Vete de mí / Bola de Nieve
Asido a un formidable habano, en el mullido sillón de orejeras, alcanzando con la otra mano un coñac excepcional que saboreaba con fruición, pasaba las tardes escuchando los viejos discos de El Bola y filosofeando sobre el icono de la música cubana. Aquel que, en vísperas de su despedida, había dicho que nunca tuvo el plan de iniciarse para vivir del arte. Vaya filósofo de la vida, pensaba de este Ignacio Jacinto Villa.
El chileno Pablo Neruda dijo de él una vez que “se casó con la música y vive con ella en esa intimidad llena de pianos y cascabeles, tirándose por la cabeza los teclados del cielo. ¡Viva su alegría terrestre! ¡Salud a su corazón sonoro!”.

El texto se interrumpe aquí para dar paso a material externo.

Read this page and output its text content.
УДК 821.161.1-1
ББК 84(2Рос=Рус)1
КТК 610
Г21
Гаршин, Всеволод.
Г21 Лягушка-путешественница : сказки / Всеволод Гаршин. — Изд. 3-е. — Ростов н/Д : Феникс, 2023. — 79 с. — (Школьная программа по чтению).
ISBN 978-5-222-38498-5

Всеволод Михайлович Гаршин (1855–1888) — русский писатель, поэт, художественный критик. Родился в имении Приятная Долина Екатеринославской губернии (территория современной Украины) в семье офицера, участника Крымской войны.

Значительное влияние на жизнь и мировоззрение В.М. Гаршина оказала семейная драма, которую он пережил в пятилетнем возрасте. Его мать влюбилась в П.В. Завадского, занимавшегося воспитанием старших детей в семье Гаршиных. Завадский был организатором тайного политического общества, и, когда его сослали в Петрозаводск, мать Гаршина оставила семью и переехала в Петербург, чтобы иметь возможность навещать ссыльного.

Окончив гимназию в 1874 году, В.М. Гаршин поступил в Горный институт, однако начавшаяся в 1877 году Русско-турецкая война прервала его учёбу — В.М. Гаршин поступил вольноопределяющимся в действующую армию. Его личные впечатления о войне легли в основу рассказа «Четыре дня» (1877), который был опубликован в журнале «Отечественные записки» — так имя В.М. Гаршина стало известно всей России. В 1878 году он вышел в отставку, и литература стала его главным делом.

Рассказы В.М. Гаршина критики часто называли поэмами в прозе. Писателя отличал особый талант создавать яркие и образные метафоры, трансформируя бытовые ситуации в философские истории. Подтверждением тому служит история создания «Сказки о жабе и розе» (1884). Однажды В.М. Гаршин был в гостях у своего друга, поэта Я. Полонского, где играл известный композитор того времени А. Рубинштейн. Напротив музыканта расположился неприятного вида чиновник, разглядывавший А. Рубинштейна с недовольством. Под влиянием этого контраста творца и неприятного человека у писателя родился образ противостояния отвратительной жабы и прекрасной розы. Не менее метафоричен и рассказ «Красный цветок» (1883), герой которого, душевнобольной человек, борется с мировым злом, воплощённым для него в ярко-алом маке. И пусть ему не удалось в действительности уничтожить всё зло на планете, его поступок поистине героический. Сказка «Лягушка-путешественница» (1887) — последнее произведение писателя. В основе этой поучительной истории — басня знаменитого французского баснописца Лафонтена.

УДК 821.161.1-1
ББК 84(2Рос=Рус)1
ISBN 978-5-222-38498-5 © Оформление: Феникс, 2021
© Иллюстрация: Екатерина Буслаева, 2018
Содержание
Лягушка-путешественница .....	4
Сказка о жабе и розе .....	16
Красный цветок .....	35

Y el maestro Andrés Segovia lo elevó a los altares musicales al aseverar que “cuando escuchamos a Bola parece como si asistiéramos al nacimiento conjunto de la palabra y la música que él expresa.”
Sus pianos de cola eran tan elegantes como su frac. Impecables e impolutos. Y esa forma de desgranar las canciones, sin tener un chorro de voz. Pero con la suya, que era tan cristalina…
Su paisano, Nicolás Guillén, acertó a sentenciar que, tras la conversación, “Bola, además de su cultura musical, tiene una bien hecha cultura literaria. Su charla (no pública, pues no es charlista de ese jaez, sino la corriente entre amigos) está siempre salpicada de ingenio, con lo que hace buena la observación del clásico según la cual la destreza en decir donaires es signo de grande inteligencia”.
Se cuenta que en la madrugada en que murió, en México, en 1971, se había ido pronto a la cama porque quería madrugar. Lo hizo con la más natural de las sonrisas. Su forma de ser y de sentir le llevaba al convencimiento de que no tenía fanáticos: “Devotos es lo que tengo yo. ¿Por qué? … porque yo soy la canción; yo no canto canciones ni las interpreto”. En Guanabacoa, donde han pasado tanto, aún lloran su sentida ausencia.